CS&I - Customer Service and Information: A Division of the PUC that focuses on providing information and assistance to the general public, including bilingual communication and outreach to better serve California 's diverse population. The Division includes the Public Advisor's Office, Consumer Affairs Branch (CAB), and Utility Supplier Diversity program.
CT – Combustion Turbine: Essentially a permanently mounted jet engine (that works by continuously burning a mixture of fuel and compressed air in a combustion chamber to produce a jet of hot exhaust gas that spins the turbine blades) used to turn a generator. CTs are usually used to meet load during peak demand times; also called gas combustion turbines, or GTs.
CT – Cross Talk: The unwanted energy (speech or tone) transferred from one circuit to another circuit.
CTAP – California Telephone Access Program: Distributes telecommunications equipment and services to individuals certified as having difficulty using the telephone. CTAP is a California State mandated program, under governance of the PUC. On the Internet at http://www.ddtp.org/.

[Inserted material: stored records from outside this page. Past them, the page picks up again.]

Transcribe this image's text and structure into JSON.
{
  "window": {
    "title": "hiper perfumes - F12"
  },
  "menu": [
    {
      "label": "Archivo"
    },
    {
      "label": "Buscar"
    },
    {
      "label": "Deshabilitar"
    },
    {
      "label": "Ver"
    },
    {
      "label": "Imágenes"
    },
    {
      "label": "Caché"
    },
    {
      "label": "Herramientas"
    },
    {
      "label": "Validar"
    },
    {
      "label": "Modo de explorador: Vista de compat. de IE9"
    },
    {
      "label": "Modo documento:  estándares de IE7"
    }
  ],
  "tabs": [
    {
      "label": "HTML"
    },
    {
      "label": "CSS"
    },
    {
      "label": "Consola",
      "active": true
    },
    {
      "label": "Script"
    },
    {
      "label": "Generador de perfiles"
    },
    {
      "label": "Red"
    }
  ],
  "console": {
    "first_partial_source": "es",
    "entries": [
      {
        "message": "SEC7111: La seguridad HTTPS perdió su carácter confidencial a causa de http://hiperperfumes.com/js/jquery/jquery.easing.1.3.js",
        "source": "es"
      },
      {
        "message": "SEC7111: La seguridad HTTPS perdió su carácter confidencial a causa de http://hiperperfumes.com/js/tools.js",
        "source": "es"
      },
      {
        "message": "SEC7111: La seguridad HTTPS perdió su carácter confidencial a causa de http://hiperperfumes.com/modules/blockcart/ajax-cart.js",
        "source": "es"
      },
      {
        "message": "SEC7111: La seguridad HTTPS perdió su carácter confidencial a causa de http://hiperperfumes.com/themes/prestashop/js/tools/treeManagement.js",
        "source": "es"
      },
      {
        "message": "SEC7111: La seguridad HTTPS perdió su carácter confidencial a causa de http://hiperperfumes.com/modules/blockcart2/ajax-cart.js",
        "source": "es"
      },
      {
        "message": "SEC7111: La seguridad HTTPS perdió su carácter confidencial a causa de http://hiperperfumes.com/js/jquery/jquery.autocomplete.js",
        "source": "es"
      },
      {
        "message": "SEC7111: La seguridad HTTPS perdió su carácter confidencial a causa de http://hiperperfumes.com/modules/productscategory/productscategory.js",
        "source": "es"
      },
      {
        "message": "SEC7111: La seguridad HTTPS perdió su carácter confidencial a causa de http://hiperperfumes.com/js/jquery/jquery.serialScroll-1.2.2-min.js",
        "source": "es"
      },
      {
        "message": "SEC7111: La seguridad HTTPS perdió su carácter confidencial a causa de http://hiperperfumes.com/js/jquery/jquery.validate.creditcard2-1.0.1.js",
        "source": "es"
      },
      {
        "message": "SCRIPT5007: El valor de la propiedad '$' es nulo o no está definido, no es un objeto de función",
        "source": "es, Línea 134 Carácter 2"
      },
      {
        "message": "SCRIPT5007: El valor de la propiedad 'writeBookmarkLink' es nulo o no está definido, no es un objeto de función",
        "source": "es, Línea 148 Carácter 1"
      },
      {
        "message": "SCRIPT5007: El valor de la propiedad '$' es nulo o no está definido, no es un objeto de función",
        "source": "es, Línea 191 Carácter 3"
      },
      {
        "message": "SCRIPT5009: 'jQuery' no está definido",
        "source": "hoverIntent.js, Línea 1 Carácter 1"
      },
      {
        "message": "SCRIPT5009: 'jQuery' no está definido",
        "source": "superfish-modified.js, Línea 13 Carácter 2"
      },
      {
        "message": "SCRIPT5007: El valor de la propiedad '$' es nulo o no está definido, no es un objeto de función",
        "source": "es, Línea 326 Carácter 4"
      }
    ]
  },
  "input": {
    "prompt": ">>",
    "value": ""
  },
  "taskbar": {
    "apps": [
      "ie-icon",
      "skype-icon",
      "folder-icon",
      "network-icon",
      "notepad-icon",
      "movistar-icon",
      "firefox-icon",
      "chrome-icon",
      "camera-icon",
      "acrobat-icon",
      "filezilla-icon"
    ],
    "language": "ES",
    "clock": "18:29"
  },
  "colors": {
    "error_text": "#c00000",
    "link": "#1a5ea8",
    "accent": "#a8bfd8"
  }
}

CTCs - Competition Transition Charges: A nonpassable charge on the bills of each customer of the distribution utility, including those who are served under contracts with non-utility suppliers, for recovery of the utility's transition costs arising from deregulation.
CTT – Cable Television Transmission: The transmission, usually for a fee, of television signals.

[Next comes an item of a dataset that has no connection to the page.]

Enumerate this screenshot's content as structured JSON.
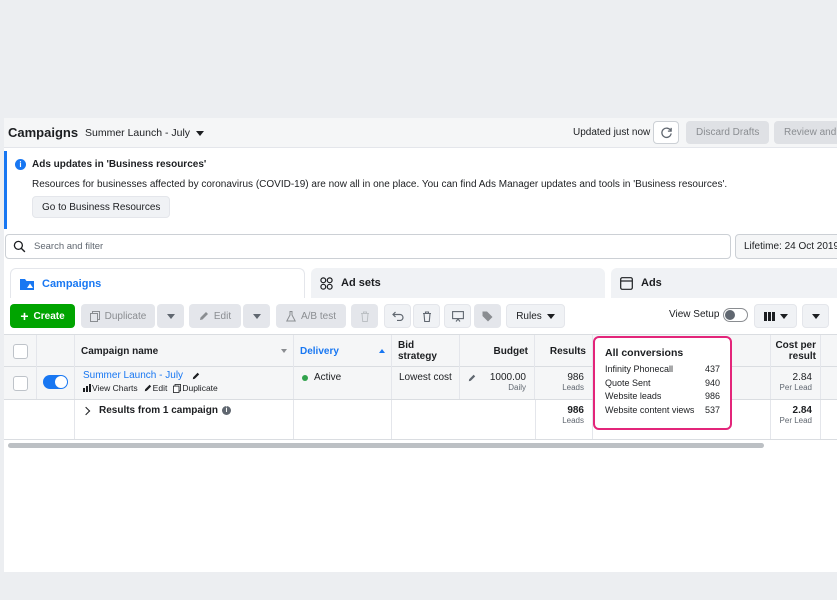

CU – Control Unit: The central processor of a telephone switching device.
Current (Electric): A flow of electrons in an electrical conductor. The strength or rate of movement of the electricity is measured in amperes.
Customer Choice: Allowing all customers to purchase kilowatt-hours of electricity from any of a number of companies that compete with each other.

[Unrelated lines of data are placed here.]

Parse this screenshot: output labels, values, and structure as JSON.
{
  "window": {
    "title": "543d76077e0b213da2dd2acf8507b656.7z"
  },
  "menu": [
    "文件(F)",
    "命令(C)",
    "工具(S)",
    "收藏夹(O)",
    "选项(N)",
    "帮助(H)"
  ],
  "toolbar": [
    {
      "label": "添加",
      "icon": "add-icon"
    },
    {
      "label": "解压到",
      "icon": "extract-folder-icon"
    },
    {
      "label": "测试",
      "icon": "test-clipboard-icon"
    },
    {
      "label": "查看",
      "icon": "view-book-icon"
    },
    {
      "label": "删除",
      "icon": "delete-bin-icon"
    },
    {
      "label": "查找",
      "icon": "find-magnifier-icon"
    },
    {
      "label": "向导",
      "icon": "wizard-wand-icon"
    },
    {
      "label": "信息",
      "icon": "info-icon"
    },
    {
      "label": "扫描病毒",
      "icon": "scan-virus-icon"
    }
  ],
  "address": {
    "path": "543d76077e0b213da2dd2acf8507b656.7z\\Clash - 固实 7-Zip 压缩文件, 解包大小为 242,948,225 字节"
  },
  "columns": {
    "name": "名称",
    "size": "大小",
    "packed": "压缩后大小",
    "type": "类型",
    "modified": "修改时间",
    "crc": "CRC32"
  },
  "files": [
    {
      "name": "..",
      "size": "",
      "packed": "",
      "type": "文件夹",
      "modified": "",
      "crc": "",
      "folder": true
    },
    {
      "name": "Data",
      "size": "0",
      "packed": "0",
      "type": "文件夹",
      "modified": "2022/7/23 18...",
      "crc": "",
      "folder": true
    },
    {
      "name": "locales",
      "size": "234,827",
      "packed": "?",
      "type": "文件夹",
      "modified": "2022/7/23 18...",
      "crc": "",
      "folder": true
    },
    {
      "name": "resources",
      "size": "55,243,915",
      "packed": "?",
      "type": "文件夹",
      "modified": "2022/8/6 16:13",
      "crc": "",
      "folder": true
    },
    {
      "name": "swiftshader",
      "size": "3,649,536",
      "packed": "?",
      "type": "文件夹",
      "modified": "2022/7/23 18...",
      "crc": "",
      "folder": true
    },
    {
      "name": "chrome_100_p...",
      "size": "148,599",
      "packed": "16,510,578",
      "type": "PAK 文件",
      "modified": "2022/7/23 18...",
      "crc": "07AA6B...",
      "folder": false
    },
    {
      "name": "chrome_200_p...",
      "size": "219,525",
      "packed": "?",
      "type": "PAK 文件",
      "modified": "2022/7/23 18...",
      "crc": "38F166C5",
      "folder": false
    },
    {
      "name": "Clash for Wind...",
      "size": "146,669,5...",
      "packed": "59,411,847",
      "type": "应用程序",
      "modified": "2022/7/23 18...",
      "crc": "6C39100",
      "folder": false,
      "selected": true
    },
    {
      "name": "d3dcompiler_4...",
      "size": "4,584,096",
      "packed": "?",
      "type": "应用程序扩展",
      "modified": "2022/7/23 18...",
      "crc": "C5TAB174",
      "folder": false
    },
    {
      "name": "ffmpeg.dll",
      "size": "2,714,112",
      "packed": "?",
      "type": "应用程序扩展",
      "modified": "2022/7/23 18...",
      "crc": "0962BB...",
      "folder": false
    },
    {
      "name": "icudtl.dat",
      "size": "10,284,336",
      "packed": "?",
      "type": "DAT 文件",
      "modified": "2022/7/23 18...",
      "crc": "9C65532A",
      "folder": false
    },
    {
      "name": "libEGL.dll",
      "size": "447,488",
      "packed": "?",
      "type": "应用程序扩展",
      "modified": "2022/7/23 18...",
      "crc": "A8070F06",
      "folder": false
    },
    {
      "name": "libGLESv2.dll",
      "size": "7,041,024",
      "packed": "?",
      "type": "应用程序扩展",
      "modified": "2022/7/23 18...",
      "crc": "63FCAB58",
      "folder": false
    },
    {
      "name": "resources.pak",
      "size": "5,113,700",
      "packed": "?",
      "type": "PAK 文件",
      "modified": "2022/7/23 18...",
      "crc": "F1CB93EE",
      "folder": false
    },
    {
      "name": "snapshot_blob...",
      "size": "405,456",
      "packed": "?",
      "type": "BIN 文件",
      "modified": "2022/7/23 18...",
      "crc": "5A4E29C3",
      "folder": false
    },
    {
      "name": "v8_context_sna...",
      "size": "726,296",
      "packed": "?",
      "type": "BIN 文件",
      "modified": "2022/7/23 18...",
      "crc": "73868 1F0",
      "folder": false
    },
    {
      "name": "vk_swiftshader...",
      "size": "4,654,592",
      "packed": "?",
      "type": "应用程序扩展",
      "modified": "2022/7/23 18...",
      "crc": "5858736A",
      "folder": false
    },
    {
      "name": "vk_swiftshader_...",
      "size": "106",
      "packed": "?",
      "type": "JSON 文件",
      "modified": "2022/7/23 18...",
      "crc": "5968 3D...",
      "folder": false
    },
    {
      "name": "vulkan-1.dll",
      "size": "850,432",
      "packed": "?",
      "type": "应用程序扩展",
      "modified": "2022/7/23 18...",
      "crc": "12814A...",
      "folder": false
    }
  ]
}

Cut: To transfer a service from one facility to another.
Cut Through: The establishment of a complete path for signaling and/or California 's federally-owned and operated water project, consisting of 20 dams and reservoirs and 500 miles of canals that deliver 8 millionaire-feet of water each year, primarily to Central Valley farmers.
CVPIA – Central Valley Project Improvement Act: This Act amends the CVP reauthorization act of 1937 and reauthorized the CVP to add mitigation, protection, and restoration of fish and wildlife as project purposes equal to agricultural and domestic uses, and to make fish and wildlife enhancement a project purpose equal to power.
CWA – Clean Water Act: The law governing health of the nation's rivers, lakes, estuaries and coastal waters. It was originally enacted in 1948 as the Federal Water Pollution Control Act. In 1972 it was revised and renamed the Clean Water Act.
CWIP – Construction Work in Progress: A bookkeeping account that accumulates all costs in building new plant facilities until they begin to serve the public, at which time they are transferred to the appropriate plant accounts and included in rate base.
Cyberspace: Where human interaction occurs over computer networks, through email or games.
Cycle Billing: The process of reading only part of a system's meters each day and then billing that portion of its customers. By the end of the cycle, usually a month, the complete system is read and billed, and a new cycle begins.